Le V&A Museum met le design anglais à l'honneur, une exposition à voir à Londres !

design.jpgDes traditions les plus strictes jusqu'à l'anarchie totale du mouvement punk, la culture anglaise est un subtil mélange de valeurs aromatisé d'une belle pincée de créativité, d'une dose d'ouverture d'esprit et contrebalancé par un éternel côté insulaire typiquement britannique. La culture anglaise a révolutionné le 20è siècle, elle l'a influencé comme aucune autre probablement. Que ce soit en termes de cinéma, de musique, d'arts ou de société, l'Angleterre est un phare culturel inaliénable... Parmi les références incontournables de cette culture, il y a le design qui occupe une place à part. Le Victoria & Albert Museum, musée des arts et de la science situé dans le quartier de South Kensington, rend hommage jusqu'au 12 août prochain au design anglais à travers une exposition temporaire en trois tableaux.
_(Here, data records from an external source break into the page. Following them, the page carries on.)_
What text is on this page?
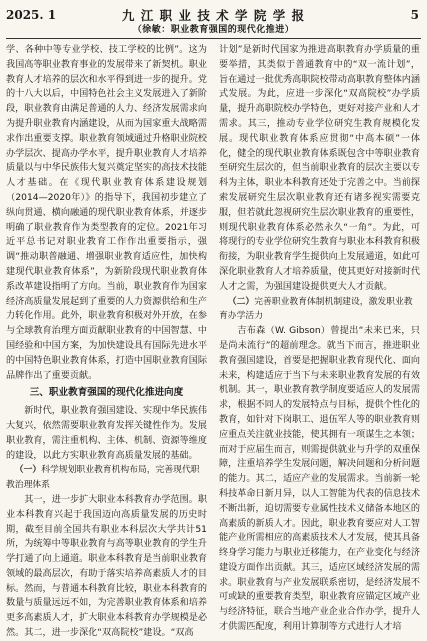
2025. 1	九 江 职 业 技 术 学 院 学 报
（徐敏：职业教育强国的现代化推进）
5

学、各种中等专业学校、技工学校的比例”。这为我国高等职业教育事业的发展带来了新契机。职业教育人才培养的层次和水平得到进一步的提升。党的十八大以后，中国特色社会主义发展进入了新阶段，职业教育由满足普通的人力、经济发展需求向为提升职业教育内涵建设，从而为国家重大战略需求作出重要支撑。职业教育领域通过升格职业院校办学层次、提高办学水平，提升职业教育人才培养质量以与中华民族伟大复兴奠定坚实的高技术技能人才基础。在《现代职业教育体系建设规划（2014—2020年）》的指导下，我国初步建立了纵向贯通、横向融通的现代职业教育体系，并逐步明确了职业教育作为类型教育的定位。2021年习近平总书记对职业教育工作作出重要指示，强调“推动职普融通、增强职业教育适应性，加快构建现代职业教育体系”，为新阶段现代职业教育体系改革建设指明了方向。当前，职业教育作为国家经济高质量发展起到了重要的人力资源供给和生产力转化作用。此外，职业教育积极对外开放，在参与全球教育治理方面贡献职业教育的中国智慧、中国经验和中国方案，为加快建设具有国际先进水平的中国特色职业教育体系，打造中国职业教育国际品牌作出了重要贡献。

三、职业教育强国的现代化推进向度

新时代，职业教育强国建设、实现中华民族伟大复兴，依然需要职业教育发挥关键性作为。发展职业教育，需注重机构、主体、机制、资源等维度的建设，以此方实职业教育高质量发展的基础。

（一）科学规划职业教育机构布局，完善现代职教治理体系

其一，进一步扩大职业本科教育办学范围。职业本科教育兴起于我国迈向高质量发展的历史时期，截至目前全国共有职业本科层次大学共计51所，为统筹中等职业教育与高等职业教育的学生升学打通了向上通道。职业本科教育是当前职业教育领域的最高层次，有助于落实培养高素质人才的目标。然而，与普通本科教育比较，职业本科教育的数量与质量远远不如，为完善职业教育体系和培养更多高素质人才，扩大职业本科教育办学规模是必然。其二，进一步深化“双高院校”建设。“双高

计划”是新时代国家为推进高职教育办学质量的重要举措，其类似于普通教育中的“双一流计划”，旨在通过一批优秀高职院校带动高职教育整体内涵式发展。为此，应进一步深化“双高院校”办学质量，提升高职院校办学特色，更好对接产业和人才需求。其三，推动专业学位研究生教育规模化发展。现代职业教育体系应贯彻“中高本硕”一体化，健全的现代职业教育体系既包含中等职业教育至研究生层次的，但当前职业教育的层次主要以专科为主体，职业本科教育还处于完善之中。当前探索发展研究生层次职业教育还有诸多视实需要克服，但若就此忽视研究生层次职业教育的重要性，则现代职业教育体系必然永久“一角”。为此，可将现行的专业学位研究生教育与职业本科教育积极衔接，为职业教育学生提供向上发展通道，如此可深化职业教育人才培养质量，使其更好对接新时代人才之需，为强国建设提供更大人才贡献。

（二）完善职业教育体制机制建设，激发职业教育办学活力

吉布森（W. Gibson）曾提出“未来已来，只是尚未流行”的超前理念。就当下而言，推进职业教育强国建设，首要是把握职业教育现代化、面向未来，构建适应于当下与未来职业教育发展的有效机制。其一，职业教育教学制度要适应人的发展需求，根据不同人的发展特点与目标，提供个性化的教育，如针对下岗职工、退伍军人等的职业教育则应重点关注就业技能，使其拥有一项谋生之本领；而对于应届生而言，则需提供就业与升学的双重保障，注重培养学生发展问题，解决问题和分析问题的能力。其二，适应产业的发展需求。当前新一轮科技革命日新月异，以人工智能为代表的信息技术不断出新，迫切需要专业属性技术义储备本地区的高素质的新质人才。因此，职业教育要应对人工智能产业所需相应的高素质技术人才发展，使其具备终身学习能力与职业迁移能力，在产业变化与经济建设方面作出贡献。其三，适应区域经济发展的需求。职业教育与产业发展联系密切，是经济发展不可或缺的重要教育类型，职业教育应锚定区域产业与经济特征，联合当地产业企业合作办学，提升人才供需匹配度，利用计算制等方式进行人才培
Le design est partout, il est en perpétuelle évolution, il est à la base de l'innovation et balançe sans cesse entre tradition et subversion... c'est cela que cherche à montrer l'exposition "British Design 1948-2012 - Innovation in the Modern Age". L'idée majeure de l'expo est de mettre en avant le rôle majeur joué par les designers anglais, ou formé en Angleterre, dans la société internationale de l'après-guerre à nos jours. Le fait que les années 1948 à 2012 soient mise en avant est tout sauf un hasard car l'exposition prend place dans une série impressionnante de manifestations organisées autour des Jeux Olympiques qui se dérouleront à Londres du 27 juillet au 12 août prochains. En 1948, Londres accueillait les premiers Jeux Olympiques de l'après-guerre(1); 2012 est enconre année olympique à Londres, ces deux dates convenaient dès lors parfaitement pour cadrer l'exposition du V&A Museum.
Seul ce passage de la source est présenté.